Unlike most other MySQL storage engines, Ndb does not perform all of its work in the MySQLD process. The Ndb table handler maps Storage Engine Api calls onto NdbApi calls, which eventually result in communication with data nodes. In terms of layers, we have SQL -> Handler Api -> NdbApi -> Communication. At each of these layer boundaries, the mapping between operations at the upper layer to operations at the lower layer is non trivial, based on runtime state, statistics, optimisations etc.
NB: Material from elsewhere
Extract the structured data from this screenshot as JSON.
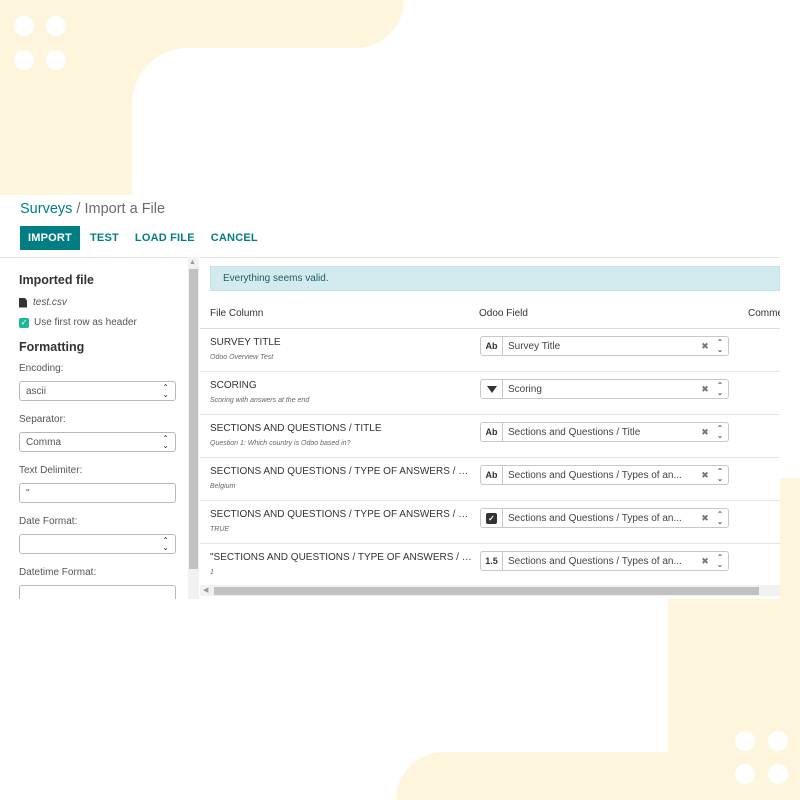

The MySQL status variables can be used to understand the behaviour of the MySQL Server in terms of user commands processed, and also how these map to some of the Storage Engine Handler Api calls.

Status variables tracking user commands start with 'Com_'

mysql> show status like 'Com\_%';
+---------------------------+-------+
| Variable_name | Value |
+---------------------------+-------+
| Com_admin_commands | 0 |
| Com_assign_to_keycache | 0 |
| Com_alter_db | 0 |
| Com_alter_db_upgrade | 0 |
| Com_alter_event | 0 |
| Com_alter_function | 0 |
| Com_alter_procedure | 0 |
| Com_alter_server | 0 |
| Com_alter_table | 0 |
| Com_alter_tablespace | 0 |
| Com_analyze | 0 |
| Com_backup_table | 0 |
| Com_begin | 0 |
| Com_binlog | 0 |
| Com_call_procedure | 0 |
| Com_change_db | 1 |
| Com_change_master | 0 |
| Com_check | 0 |
| Com_checksum | 0 |
.........
| Com_stmt_reset | 0 |
| Com_stmt_send_long_data | 0 |
| Com_truncate | 0 |
| Com_uninstall_plugin | 0 |
| Com_unlock_tables | 0 |
| Com_update | 1 |
| Com_update_multi | 0 |
| Com_xa_commit | 0 |
| Com_xa_end | 0 |
| Com_xa_prepare | 0 |
| Com_xa_recover | 0 |
| Com_xa_rollback | 0 |
| Com_xa_start | 0 |
+---------------------------+-------+
144 rows in set (0.01 sec)

mysql>

Status variables tracking Handler (Storage engine) Api calls start with 'Handler_'.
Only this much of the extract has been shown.